Jeder Mensch ist meiner Meinung nach Mechanismen der Unterdrückung ausgesetzt, hier in diesem Blog wünschen wir uns, dass Du davon berichtest. Sichtbarkeit hilft auch anderen, mit ähnlichen Problemen fertig zu werden. Menschen fühlen sich dann nicht mehr alleine mit ihrem Problem. Das Gefühl zu haben, dass es Anderen auch so geht, kann Suizide verhindern, führt für den Einzelnen zu einem anderen Bewusstsein seiner Rolle in der Gesellschaft. Diese ist immens wichtig, gerade dann, wenn Du Unterdrückung erfährst. Aber Du kannst nur deine besondere gesellschaftliche Rolle in Wirkung setzen, wenn Du dich bemerkmar machst. Damit die Täter-Opfer-Umkehr, die ständig bei Diskriminierung stattfindet, outest.
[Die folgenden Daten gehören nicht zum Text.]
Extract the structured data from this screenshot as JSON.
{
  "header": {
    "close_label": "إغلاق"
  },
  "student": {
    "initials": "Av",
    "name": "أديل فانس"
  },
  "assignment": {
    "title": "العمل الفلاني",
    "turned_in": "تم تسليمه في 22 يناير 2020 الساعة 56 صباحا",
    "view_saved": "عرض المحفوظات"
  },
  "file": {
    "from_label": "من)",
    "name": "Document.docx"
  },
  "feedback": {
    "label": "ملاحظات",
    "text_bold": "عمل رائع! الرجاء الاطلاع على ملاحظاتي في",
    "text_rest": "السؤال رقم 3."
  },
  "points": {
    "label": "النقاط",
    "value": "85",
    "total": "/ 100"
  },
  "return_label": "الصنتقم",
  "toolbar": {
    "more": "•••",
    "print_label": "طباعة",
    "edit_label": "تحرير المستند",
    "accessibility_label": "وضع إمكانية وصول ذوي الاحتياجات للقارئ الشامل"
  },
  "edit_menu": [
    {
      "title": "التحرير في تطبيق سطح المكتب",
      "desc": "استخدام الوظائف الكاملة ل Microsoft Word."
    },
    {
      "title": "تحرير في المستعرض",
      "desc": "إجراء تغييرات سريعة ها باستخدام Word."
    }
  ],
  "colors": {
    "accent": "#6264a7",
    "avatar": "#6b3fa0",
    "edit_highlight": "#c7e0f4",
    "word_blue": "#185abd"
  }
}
Die wahren Täter als Täter benennst. Und nicht etwa wie bei Homophobie und Transphobie typischerweise oft kolportiert, dass diese homophoben und transphoben Menschen sich durch Menschen, die nicht hetero sind oder sich als Variante Geschlechter beschreiben, angegriffen fühlen und als Opfer darstellen. Egal welche Unterdrückungsthemen in Deinem Leben die Hautprolle spielen, Du kannst hier darüber schreiben und anderen damit auch helfen. Oft sind es wie oben beschrieben ein ganzes Bündel an Diskriminierungserfahrungen.(>Intersektionalität).